Physical therapy is a rewarding area of healthcare, in which professionals help patients who suffered a disabling injury or illness to get back on their feet – often literally. You don’t need years upon years of training to attain a professional role in physical therapy. With an associate’s degree and personal characteristics like compassion and dexterity, you can become a physical therapist assistant. Physical therapist assistant is among the 10 fastest growing jobs, according to the United States Department of Labor.
A Physical Therapist Assistant Associate’s Degree
For aspiring physical therapist assistants, earning an associate’s degree from a physical therapist assistant program is the first step to the career. Students should make sure that their intended program is one of the nearly 300 accredited by the Accreditation in Physical Therapy Education.
Over the course of two years, if studying full-time, aspiring physical therapist assistants will study anatomy, physiology, psychology, algebra and English, the United States Bureau of labor Statistics (BLS) reported. While this classroom study is important, it comprises only a part of the overall physical therapist assistant education. Students also gain clinical experience working in treatment centers and learn first aid.
License and Certification for a Physical Therapist Assistant
Aspiring physical therapist assistants in almost every state will need to attain a license or certification to work in this role. Earning a degree from an accredited program is typically the first requirement for licensure. Candidates must also score a passing grade on the National Physical Therapy Exam. Other licensure and certification requirements vary by state, but they often include a background check to see if the candidate has a criminal record, additional testing, meeting a minimum age limit and taking continuing education courses.

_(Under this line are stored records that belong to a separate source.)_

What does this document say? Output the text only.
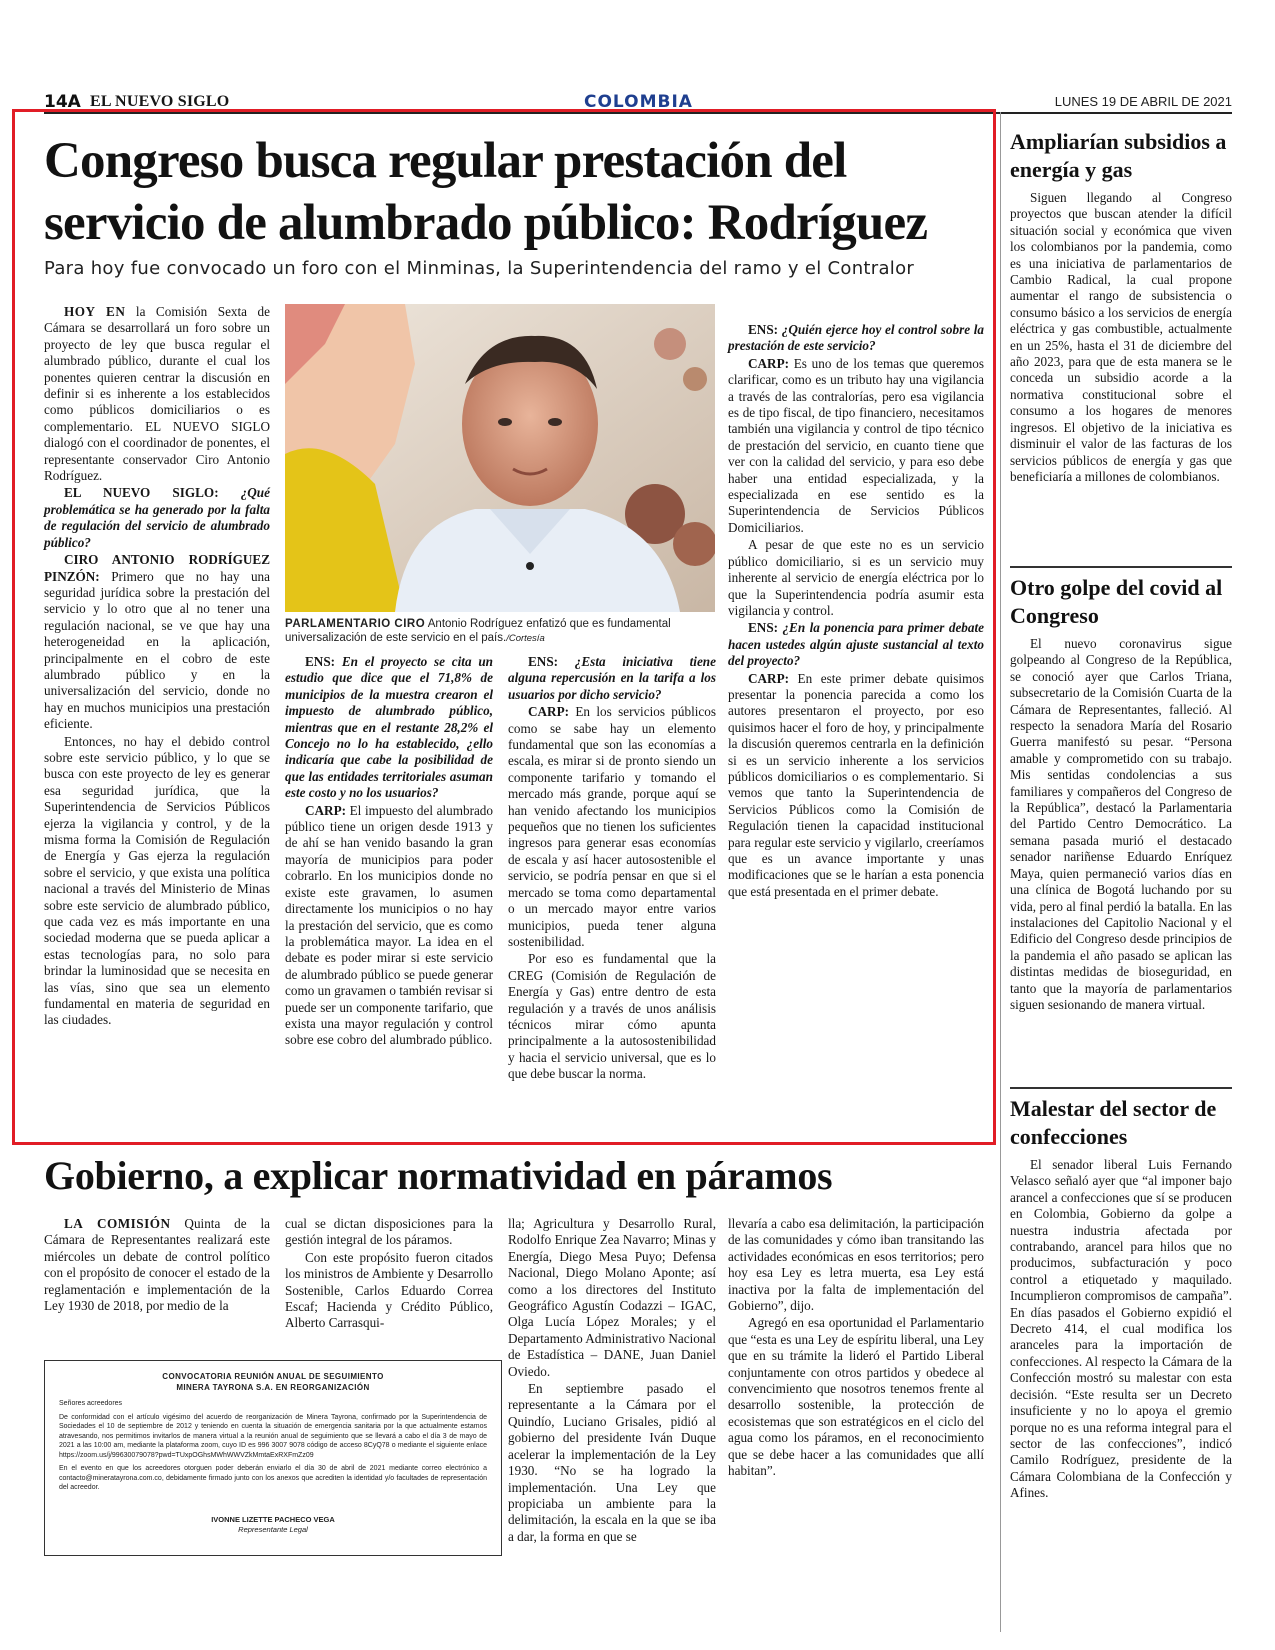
14A EL NUEVO SIGLO	COLOMBIA	LUNES 19 DE ABRIL DE 2021
Congreso busca regular prestación del servicio de alumbrado público: Rodríguez
Para hoy fue convocado un foro con el Minminas, la Superintendencia del ramo y el Contralor

HOY EN la Comisión Sexta de Cámara se desarrollará un foro sobre un proyecto de ley que busca regular el alumbrado público, durante el cual los ponentes quieren centrar la discusión en definir si es inherente a los establecidos como públicos domiciliarios o es complementario. EL NUEVO SIGLO dialogó con el coordinador de ponentes, el representante conservador Ciro Antonio Rodríguez.

EL NUEVO SIGLO: ¿Qué problemática se ha generado por la falta de regulación del servicio de alumbrado público?

CIRO ANTONIO RODRÍGUEZ PINZÓN: Primero que no hay una seguridad jurídica sobre la prestación del servicio y lo otro que al no tener una regulación nacional, se ve que hay una heterogeneidad en la aplicación, principalmente en el cobro de este alumbrado público y en la universalización del servicio, donde no hay en muchos municipios una prestación eficiente.

Entonces, no hay el debido control sobre este servicio público, y lo que se busca con este proyecto de ley es generar esa seguridad jurídica, que la Superintendencia de Servicios Públicos ejerza la vigilancia y control, y de la misma forma la Comisión de Regulación de Energía y Gas ejerza la regulación sobre el servicio, y que exista una política nacional a través del Ministerio de Minas sobre este servicio de alumbrado público, que cada vez es más importante en una sociedad moderna que se pueda aplicar a estas tecnologías para, no solo para brindar la luminosidad que se necesita en las vías, sino que sea un elemento fundamental en materia de seguridad en las ciudades.

PARLAMENTARIO CIRO Antonio Rodríguez enfatizó que es fundamental universalización de este servicio en el país./Cortesía

ENS: En el proyecto se cita un estudio que dice que el 71,8% de municipios de la muestra crearon el impuesto de alumbrado público, mientras que en el restante 28,2% el Concejo no lo ha establecido, ¿ello indicaría que cabe la posibilidad de que las entidades territoriales asuman este costo y no los usuarios?

CARP: El impuesto del alumbrado público tiene un origen desde 1913 y de ahí se han venido basando la gran mayoría de municipios para poder cobrarlo. En los municipios donde no existe este gravamen, lo asumen directamente los municipios o no hay la prestación del servicio, que es como la problemática mayor. La idea en el debate es poder mirar si este servicio de alumbrado público se puede generar como un gravamen o también revisar si puede ser un componente tarifario, que exista una mayor regulación y control sobre ese cobro del alumbrado público.

ENS: ¿Esta iniciativa tiene alguna repercusión en la tarifa a los usuarios por dicho servicio?

CARP: En los servicios públicos como se sabe hay un elemento fundamental que son las economías a escala, es mirar si de pronto siendo un componente tarifario y tomando el mercado más grande, porque aquí se han venido afectando los municipios pequeños que no tienen los suficientes ingresos para generar esas economías de escala y así hacer autosostenible el servicio, se podría pensar en que si el mercado se toma como departamental o un mercado mayor entre varios municipios, pueda tener alguna sostenibilidad.

Por eso es fundamental que la CREG (Comisión de Regulación de Energía y Gas) entre dentro de esta regulación y a través de unos análisis técnicos mirar cómo apunta principalmente a la autosostenibilidad y hacia el servicio universal, que es lo que debe buscar la norma.

ENS: ¿Quién ejerce hoy el control sobre la prestación de este servicio?

CARP: Es uno de los temas que queremos clarificar, como es un tributo hay una vigilancia a través de las contralorías, pero esa vigilancia es de tipo fiscal, de tipo financiero, necesitamos también una vigilancia y control de tipo técnico de prestación del servicio, en cuanto tiene que ver con la calidad del servicio, y para eso debe haber una entidad especializada, y la especializada en ese sentido es la Superintendencia de Servicios Públicos Domiciliarios.

A pesar de que este no es un servicio público domiciliario, si es un servicio muy inherente al servicio de energía eléctrica por lo que la Superintendencia podría asumir esta vigilancia y control.

ENS: ¿En la ponencia para primer debate hacen ustedes algún ajuste sustancial al texto del proyecto?

CARP: En este primer debate quisimos presentar la ponencia parecida a como los autores presentaron el proyecto, por eso quisimos hacer el foro de hoy, y principalmente la discusión queremos centrarla en la definición si es un servicio inherente a los servicios públicos domiciliarios o es complementario. Si vemos que tanto la Superintendencia de Servicios Públicos como la Comisión de Regulación tienen la capacidad institucional para regular este servicio y vigilarlo, creeríamos que es un avance importante y unas modificaciones que se le harían a esta ponencia que está presentada en el primer debate.

Ampliarían subsidios a energía y gas

Siguen llegando al Congreso proyectos que buscan atender la difícil situación social y económica que viven los colombianos por la pandemia, como es una iniciativa de parlamentarios de Cambio Radical, la cual propone aumentar el rango de subsistencia o consumo básico a los servicios de energía eléctrica y gas combustible, actualmente en un 25%, hasta el 31 de diciembre del año 2023, para que de esta manera se le conceda un subsidio acorde a la normativa constitucional sobre el consumo a los hogares de menores ingresos. El objetivo de la iniciativa es disminuir el valor de las facturas de los servicios públicos de energía y gas que beneficiaría a millones de colombianos.

Otro golpe del covid al Congreso

El nuevo coronavirus sigue golpeando al Congreso de la República, se conoció ayer que Carlos Triana, subsecretario de la Comisión Cuarta de la Cámara de Representantes, falleció. Al respecto la senadora María del Rosario Guerra manifestó su pesar. “Persona amable y comprometido con su trabajo. Mis sentidas condolencias a sus familiares y compañeros del Congreso de la República”, destacó la Parlamentaria del Partido Centro Democrático. La semana pasada murió el destacado senador nariñense Eduardo Enríquez Maya, quien permaneció varios días en una clínica de Bogotá luchando por su vida, pero al final perdió la batalla. En las instalaciones del Capitolio Nacional y el Edificio del Congreso desde principios de la pandemia el año pasado se aplican las distintas medidas de bioseguridad, en tanto que la mayoría de parlamentarios siguen sesionando de manera virtual.

Malestar del sector de confecciones

El senador liberal Luis Fernando Velasco señaló ayer que “al imponer bajo arancel a confecciones que sí se producen en Colombia, Gobierno da golpe a nuestra industria afectada por contrabando, arancel para hilos que no producimos, subfacturación y poco control a etiquetado y maquilado. Incumplieron compromisos de campaña”. En días pasados el Gobierno expidió el Decreto 414, el cual modifica los aranceles para la importación de confecciones. Al respecto la Cámara de la Confección mostró su malestar con esta decisión. “Este resulta ser un Decreto insuficiente y no lo apoya el gremio porque no es una reforma integral para el sector de las confecciones”, indicó Camilo Rodríguez, presidente de la Cámara Colombiana de la Confección y Afines.

Gobierno, a explicar normatividad en páramos

LA COMISIÓN Quinta de la Cámara de Representantes realizará este miércoles un debate de control político con el propósito de conocer el estado de la reglamentación e implementación de la Ley 1930 de 2018, por medio de la

cual se dictan disposiciones para la gestión integral de los páramos.

Con este propósito fueron citados los ministros de Ambiente y Desarrollo Sostenible, Carlos Eduardo Correa Escaf; Hacienda y Crédito Público, Alberto Carrasqui-

lla; Agricultura y Desarrollo Rural, Rodolfo Enrique Zea Navarro; Minas y Energía, Diego Mesa Puyo; Defensa Nacional, Diego Molano Aponte; así como a los directores del Instituto Geográfico Agustín Codazzi – IGAC, Olga Lucía López Morales; y el Departamento Administrativo Nacional de Estadística – DANE, Juan Daniel Oviedo.

En septiembre pasado el representante a la Cámara por el Quindío, Luciano Grisales, pidió al gobierno del presidente Iván Duque acelerar la implementación de la Ley 1930. “No se ha logrado la implementación. Una Ley que propiciaba un ambiente para la delimitación, la escala en la que se iba a dar, la forma en que se

llevaría a cabo esa delimitación, la participación de las comunidades y cómo iban transitando las actividades económicas en esos territorios; pero hoy esa Ley es letra muerta, esa Ley está inactiva por la falta de implementación del Gobierno”, dijo.

Agregó en esa oportunidad el Parlamentario que “esta es una Ley de espíritu liberal, una Ley que en su trámite la lideró el Partido Liberal conjuntamente con otros partidos y obedece al convencimiento que nosotros tenemos frente al desarrollo sostenible, la protección de ecosistemas que son estratégicos en el ciclo del agua como los páramos, en el reconocimiento que se debe hacer a las comunidades que allí habitan”.

CONVOCATORIA REUNIÓN ANUAL DE SEGUIMIENTO
MINERA TAYRONA S.A. EN REORGANIZACIÓN
Señores acreedores
De conformidad con el artículo vigésimo del acuerdo de reorganización de Minera Tayrona, confirmado por la Superintendencia de Sociedades el 10 de septiembre de 2012 y teniendo en cuenta la situación de emergencia sanitaria por la que actualmente estamos atravesando, nos permitimos invitarlos de manera virtual a la reunión anual de seguimiento que se llevará a cabo el día 3 de mayo de 2021 a las 10:00 am, mediante la plataforma zoom, cuyo ID es 996 3007 9078 código de acceso 8CyQ78 o mediante el siguiente enlace https://zoom.us/j/99630079078?pwd=TUxpOGhsMWhWWVZkMmtaExRXFmZz09
En el evento en que los acreedores otorguen poder deberán enviarlo el día 30 de abril de 2021 mediante correo electrónico a contacto@mineratayrona.com.co, debidamente firmado junto con los anexos que acrediten la identidad y/o facultades de representación del acreedor.
IVONNE LIZETTE PACHECO VEGA
Representante Legal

Work as a Physical Therapy Assistant vs. Work as a Physical Therapist
As a physical therapist assistant, you will work under the guidance of a licensed physical therapist. You will observe and treat patients and help them with specific exercises and with using devices and equipment such as walkers. However, the physical therapist is the one who will be responsible for diagnosing patients and developing treatment plans. Physical therapists also earn substantially more than physical therapist assistants – a median annual salary of $79,860 compared to $52,160.
Though physical therapist assistants have fewer responsibilities and therefore a lower rate of pay, there are several benefits to this role. The degree path for physical therapists includes many years of study at the college level to earn a Doctor of Physical Therapy (DPT) degree. Unlike physical therapists, assistants won’t face the drawbacks of a lengthy academic path, like the cost of so many years of schooling and a delayed entrance into the working world. Instead, they can quickly become qualified for a career that pays well above the median salary for all occupations and that is experiencing rapid job growth, with the BLS predicting a 41 percent rise in job opportunities in this field over just a decade.